If you bug out and you didn’t really have to, you’ve just left yourself WITHOUT all that needed gear.
Now, you might be thinking, “But I’ll carry those things in my vehicle.”
That brings us to…
Mistake #2: Failing To Prepare Your Transportation
So what do you have packed in your bug-out vehicle?
You would carry in your vehicle anything that you might need that is too bulky or heavy to carry on your person.
When you have a vehicle in which you can move with your loved ones, the extra size and weight doesn’t matter…
…until it does.
Remember, where dependents are involved, you may have to be able to move them, so if you’ve got kids who can’t keep up with the adults, you’ve got to have a wagon or stroller or something in which they can ride.
Two-wheeled vehicles are also an option, including motorcycles and even bicycles.

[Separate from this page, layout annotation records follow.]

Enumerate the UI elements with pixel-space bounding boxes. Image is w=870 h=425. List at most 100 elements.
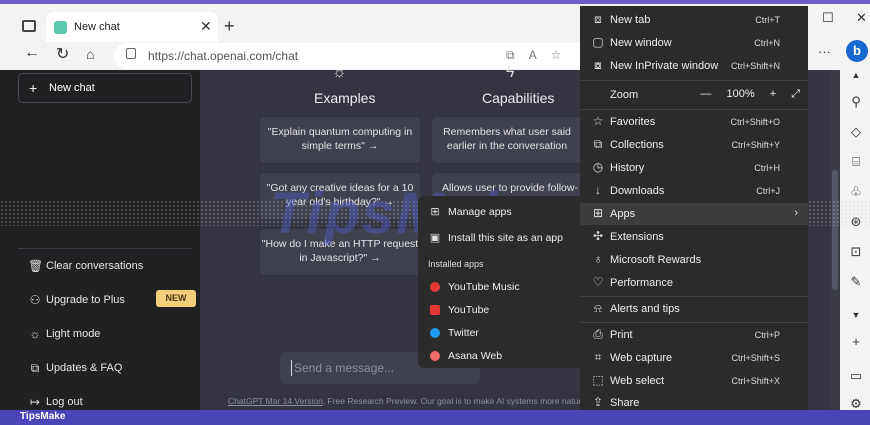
- menu-extensions[interactable]: ✣ Extensions: [580, 226, 808, 248]
- menu-history[interactable]: ◷ History Ctrl+H: [580, 157, 808, 179]
- menu-zoom: Zoom — 100% + ⤢: [580, 82, 808, 108]
- menu-divider: [580, 322, 808, 323]
- office-icon[interactable]: ⊛: [849, 214, 863, 230]
- zoom-controls: — 100% + ⤢: [688, 88, 800, 101]
- sidebar-item-label: Clear conversations: [46, 260, 144, 272]
- menu-alerts-and-tips[interactable]: ⍾ Alerts and tips: [580, 298, 808, 320]
- apps-grid-icon: ⊞: [430, 206, 440, 218]
- new-tab-icon: ⧈: [594, 12, 602, 26]
- fullscreen-button[interactable]: ⤢: [791, 88, 800, 100]
- more-options-icon[interactable]: ···: [818, 44, 831, 59]
- new-tab-plus-icon[interactable]: +: [224, 16, 235, 37]
- scroll-up-icon[interactable]: ▲: [849, 70, 863, 80]
- example-card[interactable]: "Explain quantum computing in simple ter…: [260, 117, 420, 163]
- logout-icon: ↦: [29, 395, 41, 409]
- updates-faq-link[interactable]: ⧉ Updates & FAQ: [28, 359, 198, 379]
- app-youtube-music[interactable]: YouTube Music: [428, 277, 578, 297]
- app-asana-web[interactable]: Asana Web: [428, 346, 578, 366]
- menu-inprivate-window[interactable]: ⧇ New InPrivate window Ctrl+Shift+N: [580, 55, 808, 77]
- outlook-icon[interactable]: ⊡: [849, 244, 863, 260]
- back-arrow-icon[interactable]: ←: [24, 44, 40, 62]
- tag-icon[interactable]: ◇: [849, 124, 863, 140]
- search-icon[interactable]: ⚲: [849, 94, 863, 110]
- menu-item-label: Apps: [610, 208, 636, 220]
- bing-icon[interactable]: b: [846, 40, 868, 62]
- new-chat-label: New chat: [49, 82, 95, 94]
- menu-web-select[interactable]: ⬚ Web select Ctrl+Shift+X: [580, 370, 808, 392]
- sidebar-layout-icon[interactable]: ▭: [849, 368, 863, 384]
- menu-downloads[interactable]: ↓ Downloads Ctrl+J: [580, 180, 808, 202]
- games-icon[interactable]: ♧: [849, 184, 863, 200]
- add-plus-icon[interactable]: +: [849, 334, 863, 349]
- scroll-down-icon[interactable]: ▼: [849, 310, 863, 320]
- menu-apps[interactable]: ⊞ Apps ›: [580, 203, 808, 225]
- menu-web-capture[interactable]: ⌗ Web capture Ctrl+Shift+S: [580, 347, 808, 369]
- url-text[interactable]: https://chat.openai.com/chat: [148, 49, 298, 63]
- menu-share[interactable]: ⇪ Share: [580, 392, 808, 410]
- clear-conversations-button[interactable]: 🗑 Clear conversations: [28, 257, 198, 277]
- menu-divider: [580, 109, 808, 110]
- close-window-icon[interactable]: ✕: [856, 10, 867, 26]
- example-card[interactable]: "How do I make an HTTP request in Javasc…: [260, 229, 420, 275]
- lightning-icon: ϟ: [506, 64, 515, 81]
- drop-icon[interactable]: ✎: [849, 274, 863, 290]
- install-site-item[interactable]: ▣ Install this site as an app: [428, 228, 578, 248]
- menu-shortcut: Ctrl+Shift+X: [731, 376, 780, 386]
- menu-item-label: Web select: [610, 375, 665, 387]
- new-chat-button[interactable]: + New chat: [18, 73, 192, 103]
- apps-grid-icon: ⊞: [592, 206, 604, 220]
- web-capture-icon: ⌗: [594, 350, 602, 364]
- menu-new-tab[interactable]: ⧈ New tab Ctrl+T: [580, 9, 808, 31]
- menu-item-label: Zoom: [610, 89, 639, 101]
- light-mode-button[interactable]: ☼ Light mode: [28, 325, 198, 345]
- menu-new-window[interactable]: ▢ New window Ctrl+N: [580, 32, 808, 54]
- installed-apps-header: Installed apps: [428, 259, 484, 269]
- menu-item-label: Performance: [610, 277, 673, 289]
- menu-item-label: Manage apps: [448, 206, 512, 218]
- tab-close-icon[interactable]: ✕: [200, 18, 212, 35]
- menu-divider: [580, 296, 808, 297]
- tab-actions-icon[interactable]: [22, 20, 36, 32]
- zoom-out-button[interactable]: —: [700, 88, 711, 100]
- manage-apps-item[interactable]: ⊞ Manage apps: [428, 202, 578, 222]
- menu-item-label: History: [610, 162, 645, 174]
- refresh-icon[interactable]: ↻: [56, 44, 69, 64]
- text-cursor: [291, 360, 292, 376]
- zoom-in-button[interactable]: +: [770, 88, 776, 100]
- menu-shortcut: Ctrl+T: [755, 15, 780, 25]
- address-bar-icons[interactable]: ⧉A☆: [506, 48, 575, 63]
- download-icon: ↓: [595, 183, 601, 197]
- new-window-icon: ▢: [592, 35, 604, 49]
- app-twitter[interactable]: Twitter: [428, 323, 578, 343]
- menu-item-label: Asana Web: [448, 350, 503, 362]
- tab-new-chat[interactable]: New chat ✕: [46, 12, 218, 42]
- scroll-thumb[interactable]: [832, 170, 838, 290]
- youtube-icon: [430, 305, 440, 315]
- rewards-icon: ♁: [593, 252, 603, 266]
- briefcase-icon[interactable]: ⌸: [849, 154, 863, 170]
- menu-shortcut: Ctrl+J: [756, 186, 780, 196]
- inprivate-icon: ⧇: [594, 58, 602, 72]
- menu-print[interactable]: ⎙ Print Ctrl+P: [580, 324, 808, 346]
- page-scrollbar[interactable]: [830, 70, 840, 410]
- chat-sidebar: + New chat 🗑 Clear conversations ⚇ Upgra…: [0, 70, 200, 410]
- app-youtube[interactable]: YouTube: [428, 300, 578, 320]
- lock-icon[interactable]: [126, 48, 136, 59]
- example-card[interactable]: "Got any creative ideas for a 10 year ol…: [260, 173, 420, 219]
- menu-microsoft-rewards[interactable]: ♁ Microsoft Rewards: [580, 249, 808, 271]
- apps-submenu: ⊞ Manage apps ▣ Install this site as an …: [418, 196, 582, 368]
- twitter-icon: [430, 328, 440, 338]
- trash-icon: 🗑: [28, 259, 44, 273]
- user-icon: ⚇: [29, 293, 41, 307]
- version-link[interactable]: ChatGPT Mar 14 Version: [228, 396, 323, 406]
- menu-favorites[interactable]: ☆ Favorites Ctrl+Shift+O: [580, 111, 808, 133]
- menu-item-label: New tab: [610, 14, 651, 26]
- address-bar[interactable]: https://chat.openai.com/chat ⧉A☆: [114, 43, 594, 69]
- menu-shortcut: Ctrl+N: [754, 38, 780, 48]
- menu-item-label: Alerts and tips: [610, 303, 680, 315]
- maximize-icon[interactable]: ☐: [822, 10, 834, 26]
- menu-collections[interactable]: ⧉ Collections Ctrl+Shift+Y: [580, 134, 808, 156]
- home-icon[interactable]: ⌂: [86, 46, 94, 62]
- menu-shortcut: Ctrl+H: [754, 163, 780, 173]
- menu-performance[interactable]: ♡ Performance: [580, 272, 808, 294]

Distance equals safety, so you’ve got to get away.
A vehicle helps you do that… even if it’s just a bicycle.
But if you can’t get to that vehicle, or it breaks down, that brings us to…
Mistake #3: Forgetting That You May End Up On Foot
Bugging out on foot is one thing many preppers will end up doing.
If your vehicle breaks down, or you can’t get fuel, or the highways are clogged, that means YOU.
You need to make sure you have the right foot gear and that you have practiced hiking in it.
If you have great boots, but you’ve never used them, you could end up with blisters.
You’re not going to get very far away from a threat with bleeding feet, and you’re not going to move very fast.
Going on weekend camping trips with your family is one way to practice bugging out.
It’s not just physical activity and it doesn’t just build community; it’s also a learning experience, teaching you which of your equipment you don’t need and what does or doesn’t work.
The time to learn that your equipment is unnecessary or, worse, doesn’t do what you need it to do is NOT when you are bugging out.
Think of camping as a bugging out dry run of sorts.
It also helps get your team or family used to the exertion and the experience of bugging out.
Remember, in a real emergency, exhaustion equals death.
Get out there, outside your comfort zone, and start training with your gear and practicing your bugging out.
Taking the time to do so now could save your life when it really matters.